During the time of Essar Oil's delisting from the Indian bourses, Sebi had directed the company to match the per-share delisting price to the price at which Rosneft buys the 49 percent stake.
A consortium led by Russia's Rosneft today bought 98 percent stake in the company for Rs 72,800 crore.
In an interview with CNBC-TV18, former SEBI ED JN Gupta suggested that the Essar Group's statement that the deal value was close to the de-listing price may not be correct and said the Ruias may have to pay the difference to minority shareholders who exited at the de-listing stage.
He also took issue with the claim that the Rosneft-Essar Oil deal was the biggest foreign direct investment into India.
"No money is coming to India because about 90 percent of Essar is owned offshore by Ruia," he said.
Below is the interview transcript.
Anisha: We want to understand what does it exactly mean for the minority shareholders because last time in December the company had delisted itself with around Rs 260 per share value which was 80 percent premium of the floor price if you look at it. But there was also a regulation given by SEBI later that if there is any upward gap if seen in the valuation the company will have to pay the minority shareholders. Now we have to pay the details, Rs 72,800 is the amount that they are looking to pay for the Vadinar refinery. What will minority shareholders get out of this?
Gupta: I have been hearing that everybody saying that this is one of the biggest foreign direct investment (FDI) into India. I would disagree with this for the simple reason no money is coming to India because about 90 percent of Essar is owned offshore by Ruia. So, the money will remain out of the company, there will be no money flowing into the country.
As far as the minority shareholder thing is concerned SEBI in its order in November had very clearly laid down that if in Rosneft deal, the price that is paid to it is any different from the price that has been out in the delisting offer, then any upward difference will have to be paid to shareholders by the company.
Now the issue there is as I understand some power plant, I don't know whether power plant is included in the deal or not. This we will have to see what are they assets they have been included or excluded.
Anisha: You were telling me that there might be some extra value coming. Can you please help us understand what can be that extra value per share that the minority shareholders can get now?
Gupta: As I was telling you before I heard Mr Ruia now hearing Mr Ruia I am little bit disappointed because he made the statement that the equity value is going to be very much near the delisting price. Now I am baffled how come the equity value negotiation could be based on the delisting price which has no relation to equity value. That means to me it is something like saying that I have decided to sell at the rate at which I delisted.

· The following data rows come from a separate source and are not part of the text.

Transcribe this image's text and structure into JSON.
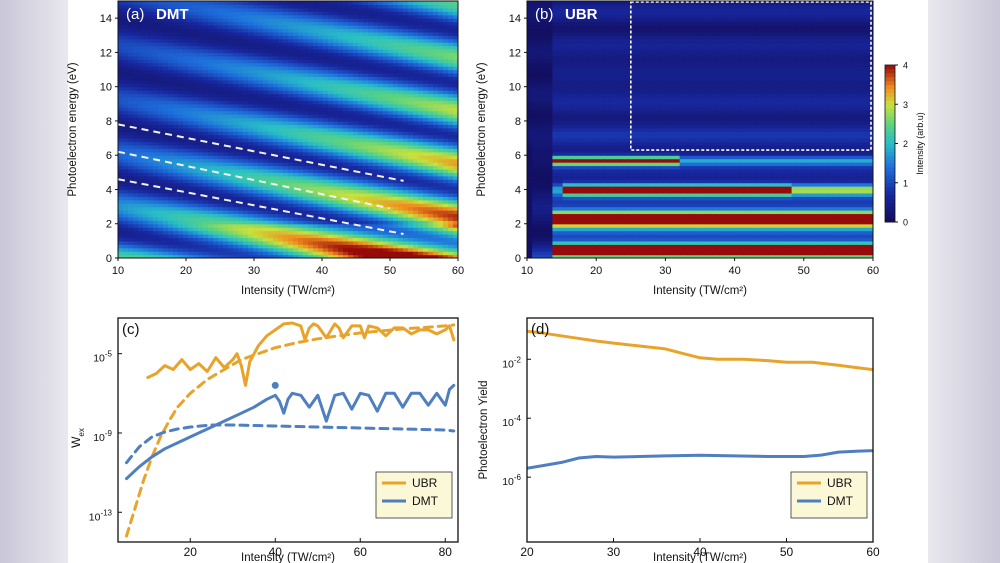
{
  "colors": {
    "ubr": "#e8a32a",
    "dmt": "#4f7fc0",
    "frame": "#111111"
  },
  "chart_data": [
    {
      "id": "a",
      "type": "heatmap",
      "panel_label": "(a)",
      "title": "DMT",
      "xlabel": "Intensity (TW/cm²)",
      "ylabel": "Photoelectron energy (eV)",
      "xlim": [
        10,
        60
      ],
      "ylim": [
        0,
        15
      ],
      "xticks": [
        "10",
        "20",
        "30",
        "40",
        "50",
        "60"
      ],
      "yticks": [
        "0",
        "2",
        "4",
        "6",
        "8",
        "10",
        "12",
        "14"
      ],
      "colormap": "jet-like",
      "dashed_guides": [
        {
          "x": [
            10,
            52
          ],
          "y": [
            7.8,
            4.5
          ]
        },
        {
          "x": [
            10,
            50
          ],
          "y": [
            6.2,
            2.9
          ]
        },
        {
          "x": [
            10,
            52
          ],
          "y": [
            4.6,
            1.4
          ]
        }
      ]
    },
    {
      "id": "b",
      "type": "heatmap",
      "panel_label": "(b)",
      "title": "UBR",
      "xlabel": "Intensity (TW/cm²)",
      "ylabel": "Photoelectron energy (eV)",
      "xlim": [
        10,
        60
      ],
      "ylim": [
        0,
        15
      ],
      "xticks": [
        "10",
        "20",
        "30",
        "40",
        "50",
        "60"
      ],
      "yticks": [
        "0",
        "2",
        "4",
        "6",
        "8",
        "10",
        "12",
        "14"
      ],
      "highlight_box": {
        "x": [
          25,
          60
        ],
        "y": [
          6.3,
          15
        ]
      },
      "colorbar": {
        "label": "Intensity (arb.u)",
        "range": [
          0,
          4
        ],
        "ticks": [
          "0",
          "1",
          "2",
          "3",
          "4"
        ]
      }
    },
    {
      "id": "c",
      "type": "line",
      "panel_label": "(c)",
      "xlabel": "Intensity (TW/cm²)",
      "ylabel": "W",
      "ylabel_sub": "ex",
      "xlim": [
        3,
        83
      ],
      "ylog_range": [
        -14.5,
        -3.2
      ],
      "xticks": [
        "20",
        "40",
        "60",
        "80"
      ],
      "yticks": [
        {
          "label": "10",
          "sup": "-5",
          "exp": -5
        },
        {
          "label": "10",
          "sup": "-9",
          "exp": -9
        },
        {
          "label": "10",
          "sup": "-13",
          "exp": -13
        }
      ],
      "legend": [
        "UBR",
        "DMT"
      ],
      "legend_position": "bottom-right",
      "series": [
        {
          "name": "UBR",
          "style": "solid",
          "color_key": "ubr",
          "x": [
            10,
            12,
            14,
            16,
            18,
            20,
            22,
            24,
            26,
            28,
            30,
            31,
            32,
            33,
            34,
            36,
            38,
            40,
            42,
            44,
            46,
            47,
            48,
            49,
            50,
            52,
            54,
            55,
            56,
            58,
            60,
            61,
            62,
            64,
            66,
            68,
            70,
            72,
            74,
            76,
            78,
            80,
            81,
            82
          ],
          "y": [
            -6.2,
            -6.0,
            -5.6,
            -5.8,
            -5.3,
            -5.8,
            -5.5,
            -5.9,
            -5.2,
            -5.7,
            -5.3,
            -5.0,
            -5.6,
            -6.6,
            -5.4,
            -4.6,
            -4.1,
            -3.8,
            -3.5,
            -3.45,
            -3.6,
            -4.3,
            -3.7,
            -3.5,
            -3.6,
            -4.2,
            -3.5,
            -3.7,
            -4.2,
            -3.6,
            -3.6,
            -4.2,
            -3.6,
            -3.7,
            -4.1,
            -3.7,
            -3.7,
            -4.0,
            -3.8,
            -3.8,
            -4.0,
            -3.8,
            -3.6,
            -4.3
          ]
        },
        {
          "name": "UBR",
          "style": "dashed",
          "color_key": "ubr",
          "x": [
            5,
            7,
            9,
            11,
            13,
            15,
            17,
            20,
            24,
            28,
            32,
            36,
            40,
            45,
            50,
            55,
            60,
            65,
            70,
            75,
            80,
            82
          ],
          "y": [
            -14.2,
            -12.8,
            -11.4,
            -10.2,
            -9.2,
            -8.4,
            -7.7,
            -7.0,
            -6.3,
            -5.8,
            -5.3,
            -5.0,
            -4.7,
            -4.45,
            -4.25,
            -4.1,
            -3.95,
            -3.85,
            -3.75,
            -3.68,
            -3.6,
            -3.55
          ]
        },
        {
          "name": "DMT",
          "style": "solid",
          "color_key": "dmt",
          "x": [
            5,
            8,
            11,
            14,
            17,
            20,
            24,
            28,
            32,
            35,
            38,
            40,
            41,
            42,
            43,
            44,
            46,
            48,
            50,
            52,
            54,
            56,
            58,
            60,
            62,
            64,
            66,
            68,
            70,
            72,
            74,
            76,
            78,
            80,
            81,
            82
          ],
          "y": [
            -11.3,
            -10.7,
            -10.2,
            -9.8,
            -9.5,
            -9.2,
            -8.8,
            -8.4,
            -8.0,
            -7.7,
            -7.3,
            -7.1,
            -7.4,
            -8.0,
            -7.3,
            -7.0,
            -7.1,
            -7.7,
            -7.1,
            -8.4,
            -7.1,
            -7.0,
            -7.8,
            -7.0,
            -7.1,
            -7.9,
            -7.0,
            -7.0,
            -7.7,
            -7.0,
            -7.0,
            -7.6,
            -7.0,
            -7.6,
            -6.8,
            -6.6
          ]
        },
        {
          "name": "DMT",
          "style": "dashed",
          "color_key": "dmt",
          "x": [
            5,
            8,
            11,
            14,
            17,
            20,
            25,
            30,
            40,
            50,
            60,
            70,
            80,
            82
          ],
          "y": [
            -10.5,
            -9.7,
            -9.2,
            -8.95,
            -8.8,
            -8.7,
            -8.6,
            -8.6,
            -8.65,
            -8.7,
            -8.75,
            -8.8,
            -8.85,
            -8.9
          ]
        },
        {
          "name": "DMT",
          "style": "point",
          "color_key": "dmt",
          "x": [
            40
          ],
          "y": [
            -6.6
          ]
        }
      ]
    },
    {
      "id": "d",
      "type": "line",
      "panel_label": "(d)",
      "xlabel": "Intensity (TW/cm²)",
      "ylabel": "Photoelectron Yield",
      "xlim": [
        20,
        60
      ],
      "ylog_range": [
        -8.2,
        -0.6
      ],
      "xticks": [
        "20",
        "30",
        "40",
        "50",
        "60"
      ],
      "yticks": [
        {
          "label": "10",
          "sup": "-2",
          "exp": -2
        },
        {
          "label": "10",
          "sup": "-4",
          "exp": -4
        },
        {
          "label": "10",
          "sup": "-6",
          "exp": -6
        }
      ],
      "legend": [
        "UBR",
        "DMT"
      ],
      "legend_position": "bottom-right",
      "series": [
        {
          "name": "UBR",
          "style": "solid",
          "color_key": "ubr",
          "x": [
            20,
            22,
            25,
            28,
            30,
            33,
            36,
            38,
            40,
            42,
            45,
            48,
            50,
            53,
            56,
            58,
            60
          ],
          "y": [
            -1.05,
            -1.12,
            -1.25,
            -1.38,
            -1.45,
            -1.55,
            -1.65,
            -1.8,
            -1.95,
            -2.0,
            -2.0,
            -2.05,
            -2.1,
            -2.1,
            -2.2,
            -2.28,
            -2.35
          ]
        },
        {
          "name": "DMT",
          "style": "solid",
          "color_key": "dmt",
          "x": [
            20,
            22,
            24,
            26,
            28,
            30,
            33,
            36,
            40,
            44,
            48,
            50,
            52,
            54,
            56,
            58,
            60
          ],
          "y": [
            -5.7,
            -5.6,
            -5.5,
            -5.35,
            -5.3,
            -5.32,
            -5.3,
            -5.28,
            -5.26,
            -5.28,
            -5.3,
            -5.3,
            -5.3,
            -5.25,
            -5.15,
            -5.12,
            -5.1
          ]
        }
      ]
    }
  ]
}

That is not possible and when we do back of the envelope calculation. The debt at the end of 2015 was close to Rs 25,000 crore. I am not taking into account working capital issue. So, if you take only that without working capital the per share or 98 percent of the equity that has been sold almost amounts to Rs 328 per share. Now, if you take Rs 328 per share versus Rs 268 at which it was delisted it is close to around Rs 60 that would have to be paid to minority shareholders.
But by the statement of Mr Ruia I am very much sure that there would be no intention on the part of their group to pay anything because they have already shared with them the valuation of equity portion in the deal is close to what it was delisted. So, that is the big issue here.